Case Study

Burger KingGoogle Home of the Whopper

Burger King’s ‘Google Home of the Whopper’ campaign won the Grand Prix for Direct at Cannes International Festival of Creativity 2017, for use of broadcast.

Burger King managed to activate Google Home devices through its commercial. It first launched on the Burger King YouTube channel and featured a Burger King attendant trying to describe a Whopper and its fresh ingredients. Running out of time, he ended by asking Google the question, “Ok Google, what is The Whopper burger?”. And low and behold, Google Home assistants and Android phones that enabled voice search, automatically started reading out the answer from the Burger King Wikipedia page. But that’s where complications set in.

Internet trolls managed to edit the Burger King Wikipedia entry, adding ingredients like “100% medium sized child” and “cyanide.” Editors reinstated the original wording and Google then found a way to prevent the ad’s activation of Google Home devices, not long before it was due to be broadcast on TV screens. New versions, with extra audio edits, were launched and within days after the spot aired, Google Home changed its software to recognise up to six voices only.

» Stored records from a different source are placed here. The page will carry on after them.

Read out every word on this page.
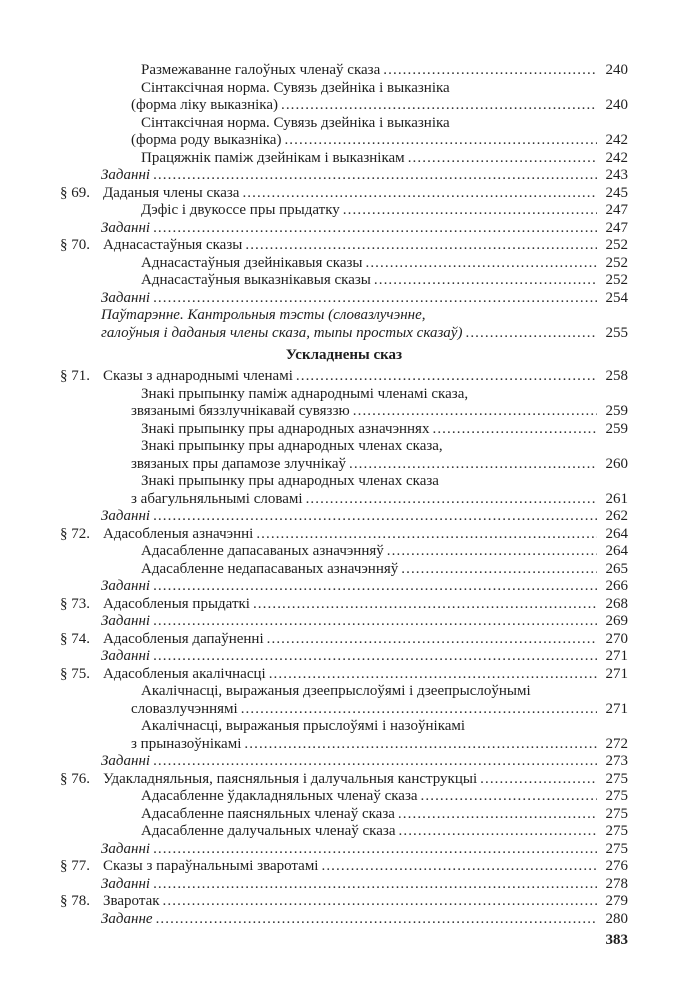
Размежаванне галоўных членаў сказа .....	240
Сінтаксічная норма. Сувязь дзейніка і выказніка
(форма ліку выказніка) .....	240
Сінтаксічная норма. Сувязь дзейніка і выказніка
(форма роду выказніка) .....	242
Працяжнік паміж дзейнікам і выказнікам .....	242
Заданні .....	243
§ 69. Даданыя члены сказа .....	245
Дэфіс і двукоссе пры прыдатку .....	247
Заданні .....	247
§ 70. Аднасастаўныя сказы .....	252
Аднасастаўныя дзейнікавыя сказы .....	252
Аднасастаўныя выказнікавыя сказы .....	252
Заданні .....	254
Паўтарэнне. Кантрольныя тэсты (словазлучэнне,
галоўныя і даданыя члены сказа, тыпы простых сказаў) .....	255
Ускладнены сказ
§ 71. Сказы з аднароднымі членамі .....	258
Знакі прыпынку паміж аднароднымі членамі сказа,
звязанымі бяззлучнікавай сувяззю .....	259
Знакі прыпынку пры аднародных азначэннях .....	259
Знакі прыпынку пры аднародных членах сказа,
звязаных пры дапамозе злучнікаў .....	260
Знакі прыпынку пры аднародных членах сказа
з абагульняльнымі словамі .....	261
Заданні .....	262
§ 72. Адасобленыя азначэнні .....	264
Адасабленне дапасаваных азначэнняў .....	264
Адасабленне недапасаваных азначэнняў .....	265
Заданні .....	266
§ 73. Адасобленыя прыдаткі .....	268
Заданні .....	269
§ 74. Адасобленыя дапаўненні .....	270
Заданні .....	271
§ 75. Адасобленыя акалічнасці .....	271
Акалічнасці, выражаныя дзеепрыслоўямі і дзеепрыслоўнымі
словазлучэннямі .....	271
Акалічнасці, выражаныя прыслоўямі і назоўнікамі
з прыназоўнікамі .....	272
Заданні .....	273
§ 76. Удакладняльныя, паясняльныя і далучальныя канструкцыі .....	275
Адасабленне ўдакладняльных членаў сказа .....	275
Адасабленне паясняльных членаў сказа .....	275
Адасабленне далучальных членаў сказа .....	275
Заданні .....	275
§ 77. Сказы з параўнальнымі зваротамі .....	276
Заданні .....	278
§ 78. Зваротак .....	279
Заданне .....	280
383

  • Earned 9.3 billion global impressions
  • Trended globally on YouTube, Facebook, Twitter, and Google Trends: Burger King’s most talked about TV spot and most engaged video in the brand’s history
  • The spot earned $35 million in US media
  • Created a 500% increase in brand mentions
  • Viewed organically 10 million times online within 48 hours of launch
  • Totalled 15 million online-only views compared to 700,000 Google Home devices targeted
  • Burger King became first brand ever to use voice-activated tech to advertise a product and started a debate around the limits of advertising and invasive technology


This is the verbal/sound equivalent of the BIZARRENESS EFFECT – the tendency for bizarre material to be more memorable than common material. By invading consumers’ homes with voice activation, it certainly pervades the bizarre end of the spectrum.

Case Study

AsicsASICS’ Foot Type Test AD

One of the biggest issues for runners is injuring themselves by wearing the wrong shoes. To combat this, ASICS ran a print ad in Brazil with a practical purpose: to help runners work out what kind of shoe they need. Up until then, this information could only be determined by visiting a specialist running store.

The ASICS ad, by Neogama/BBH in Sao Paulo, used a thermochromic ink that reacts to body heat. All people needed to do was stand on the print ad, which appeared on the cover of April’s edition of ‘Runners’ and ‘Women’s Health’ magazines in Brazil. The ad would then show them whether their foot type was a supinator (when the shoes wear themselves out on the outer area of the sole), pronator (wear themselves out on the inner area of the sole) or neutral (when the sole wears itself out uniformly).


Ever tried to find the right pair of trainers? There’s an overwhelming amount of choice, so this again is an example of the thought avoidance bias – CHOICE REJECTION. Making the purchase process simple, streamlined and uniquely personal.